3.2 Etcd (The State Store)

  • Consistency: Implements MVCC (Multi-Version Concurrency Control). Every change increments a resourceVersion.
  • MVCC: Old versions are kept until Compaction.
  • Backup Command:
    ETCDCTL_API=3 etcdctl snapshot save /tmp/snapshot.db \
    --cacert=/etc/kubernetes/pki/etcd/ca.crt \
    --cert=/etc/kubernetes/pki/etcd/server.crt \
    --key=/etc/kubernetes/pki/etcd/server.key

3.3 Kube-Scheduler (The Placement Engine)

The scheduler performs a two-phase cycle to move a Pod from Pending to Scheduled by setting the spec.nodeName:

  1. Filtering (Predicates): Removes nodes that lack resources, have taints, or fail affinity rules.
  2. Scoring (Priorities): Ranks remaining nodes. Examples: ImageLocality (does the node already have the image?) and NodeResourcesLeastAllocated (spread strategy).

3.4 Kube-Controller Manager (The Enforcer)

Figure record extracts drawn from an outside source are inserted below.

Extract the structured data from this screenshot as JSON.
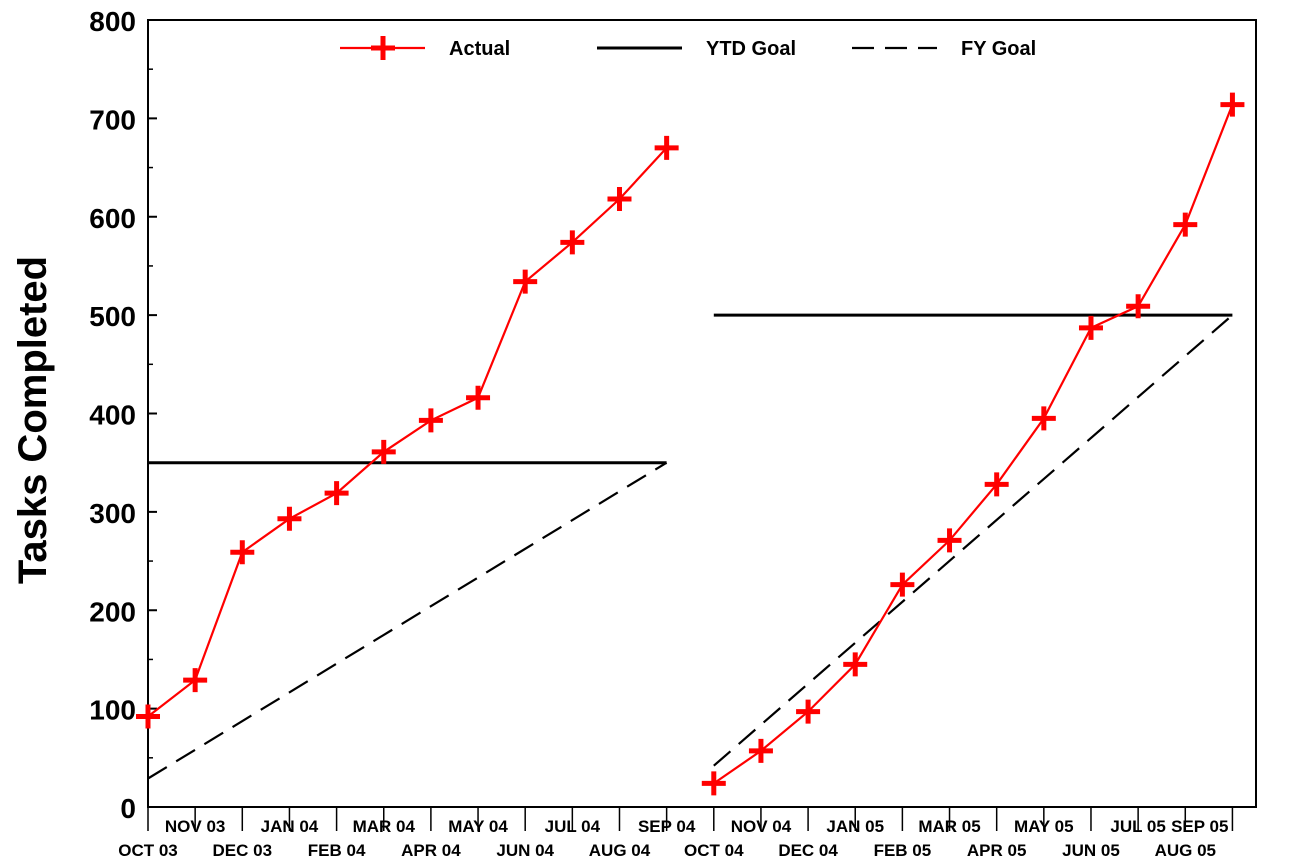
{
  "chart_data": {
    "type": "line",
    "ylabel": "Tasks Completed",
    "ylim": [
      0,
      800
    ],
    "yticks": [
      0,
      100,
      200,
      300,
      400,
      500,
      600,
      700,
      800
    ],
    "grid": false,
    "legend_position": "top",
    "categories": [
      "OCT 03",
      "NOV 03",
      "DEC 03",
      "JAN 04",
      "FEB 04",
      "MAR 04",
      "APR 04",
      "MAY 04",
      "JUN 04",
      "JUL 04",
      "AUG 04",
      "SEP 04",
      "OCT 04",
      "NOV 04",
      "DEC 04",
      "JAN 05",
      "FEB 05",
      "MAR 05",
      "APR 05",
      "MAY 05",
      "JUN 05",
      "JUL 05",
      "AUG 05",
      "SEP 05"
    ],
    "series": [
      {
        "name": "Actual",
        "color": "#ff0000",
        "style": "solid-with-plus-markers",
        "segments": [
          {
            "x": [
              "OCT 03",
              "NOV 03",
              "DEC 03",
              "JAN 04",
              "FEB 04",
              "MAR 04",
              "APR 04",
              "MAY 04",
              "JUN 04",
              "JUL 04",
              "AUG 04",
              "SEP 04"
            ],
            "values": [
              92,
              129,
              259,
              293,
              319,
              361,
              393,
              416,
              534,
              574,
              618,
              670
            ]
          },
          {
            "x": [
              "OCT 04",
              "NOV 04",
              "DEC 04",
              "JAN 05",
              "FEB 05",
              "MAR 05",
              "APR 05",
              "MAY 05",
              "JUN 05",
              "JUL 05",
              "AUG 05",
              "SEP 05"
            ],
            "values": [
              24,
              57,
              97,
              145,
              226,
              271,
              328,
              395,
              487,
              509,
              592,
              714
            ]
          }
        ]
      },
      {
        "name": "YTD Goal",
        "color": "#000000",
        "style": "solid",
        "segments": [
          {
            "x": [
              "OCT 03",
              "SEP 04"
            ],
            "values": [
              350,
              350
            ]
          },
          {
            "x": [
              "OCT 04",
              "SEP 05"
            ],
            "values": [
              500,
              500
            ]
          }
        ]
      },
      {
        "name": "FY Goal",
        "color": "#000000",
        "style": "dashed",
        "segments": [
          {
            "x": [
              "OCT 03",
              "SEP 04"
            ],
            "values": [
              29,
              350
            ]
          },
          {
            "x": [
              "OCT 04",
              "SEP 05"
            ],
            "values": [
              42,
              500
            ]
          }
        ]
      }
    ]
  }
}
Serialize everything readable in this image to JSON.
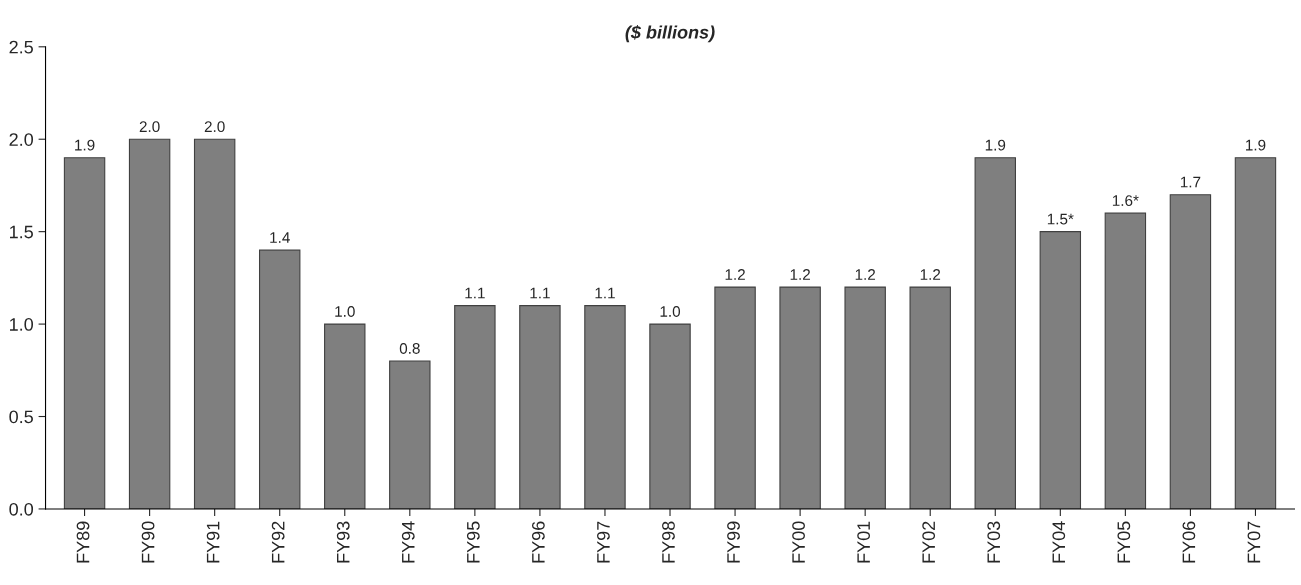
{
  "chart_data": {
    "type": "bar",
    "title": "($ billions)",
    "categories": [
      "FY89",
      "FY90",
      "FY91",
      "FY92",
      "FY93",
      "FY94",
      "FY95",
      "FY96",
      "FY97",
      "FY98",
      "FY99",
      "FY00",
      "FY01",
      "FY02",
      "FY03",
      "FY04",
      "FY05",
      "FY06",
      "FY07"
    ],
    "values": [
      1.9,
      2.0,
      2.0,
      1.4,
      1.0,
      0.8,
      1.1,
      1.1,
      1.1,
      1.0,
      1.2,
      1.2,
      1.2,
      1.2,
      1.9,
      1.5,
      1.6,
      1.7,
      1.9
    ],
    "value_labels": [
      "1.9",
      "2.0",
      "2.0",
      "1.4",
      "1.0",
      "0.8",
      "1.1",
      "1.1",
      "1.1",
      "1.0",
      "1.2",
      "1.2",
      "1.2",
      "1.2",
      "1.9",
      "1.5*",
      "1.6*",
      "1.7",
      "1.9"
    ],
    "color": "#7f7f7f",
    "ylim": [
      0,
      2.5
    ],
    "yticks": [
      {
        "value": 0,
        "label": "0.0"
      },
      {
        "value": 0.5,
        "label": "0.5"
      },
      {
        "value": 1,
        "label": "1.0"
      },
      {
        "value": 1.5,
        "label": "1.5"
      },
      {
        "value": 2,
        "label": "2.0"
      },
      {
        "value": 2.5,
        "label": "2.5"
      }
    ],
    "grid": false,
    "legend": false
  }
}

Contains multiple controllers (Node, Deployment, EndpointSlice). Each is a loop:

for {
desired := getDesiredState()
current := getCurrentState()
if desired != current {
reconcile(desired, current)
}
}

4. COMPUTE PLANE INTERNALS

4.1 Kubelet (The Node Commander)

Kubelet is the "manager" of the node. It does not run in a container; it runs as a systemd service.

  • PodSpec Processing: It receives PodSpecs and ensures the containers are running and healthy.
  • PLEG (Pod Lifecycle Event Generator): Relays container state changes back to the API.
  • Static Pods: Kubelet watches /etc/kubernetes/manifests and runs any YAML found there (used for bootstrapping the control plane).

4.2 Kube-Proxy (The Network Orchestrator)

Programs the host's networking stack to handle Service IPs.

  • iptables Mode (Legacy): Uses netfilter rules. Scalability: $O(n)$ where $n$ is the number of services.
  • IPVS Mode (Production): Uses hash tables. Scalability: $O(1)$. Supports advanced LB algorithms like Least Connection.

5. MODULAR INTERFACES: CRI, CNI, CSI

Kubernetes abstracts hardware/runtime logic into three gRPC-based interfaces.

5.1 CRI (Container Runtime Interface)

Allows Kubelet to communicate with runtimes (containerd, CRI-O).

  • Socket Path: /run/containerd/containerd.sock
  • Workflow: Kubelet sends a gRPC request to CRI -> CRI pulls image -> CRI talks to runc to create Linux namespaces/cgroups.

5.2 CNI (Container Network Interface)

Handles Pod networking.

  • Workflow: Kubelet calls CNI plugin (Calico, Flannel, Cilium) -> CNI creates a veth-pair -> CNI joins Pod to the network bridge/mesh -> CNI assigns an IP.
  • Standard: Every Pod in a cluster must be able to communicate with every other Pod without NAT.

5.3 CSI (Container Storage Interface)

Decouples storage vendors from the Kubernetes core.

  • Mechanism: Uses a "Sidecar" pattern.
    • External-Provisioner: Watches for PVCs, calls Cloud API to create a disk.
    • External-Attacher: Attaches the disk to the Node.
    • Node-Driver: Kubelet calls this to mount the disk into the Pod's filesystem.

6. VISUAL: THE DATA FLOW


7. ARCHITECT'S VERIFICATION CHECKLIST

ObjectiveCommand
Check API Healthkubectl get --raw='/healthz'
Verify Component Healthkubectl get componentstatuses (Note: Deprecated, use events/logs)
Inspect CRI Runtimescrictl pods and crictl ps
Audit API Groupskubectl api-resources
Trace Scheduling`kubectl describe pod
Check Node Networkipvsadm -Ln (If using IPVS mode)

Pro-Tip: Debugging "PLEG is not healthy"

This error means the Kubelet is unable to track container states fast enough.

  1. Check CPU/Memory of the Node.
  2. Check the Container Runtime logs: journalctl -u containerd -f.
  3. Verify the CRI socket is responsive: crictl info.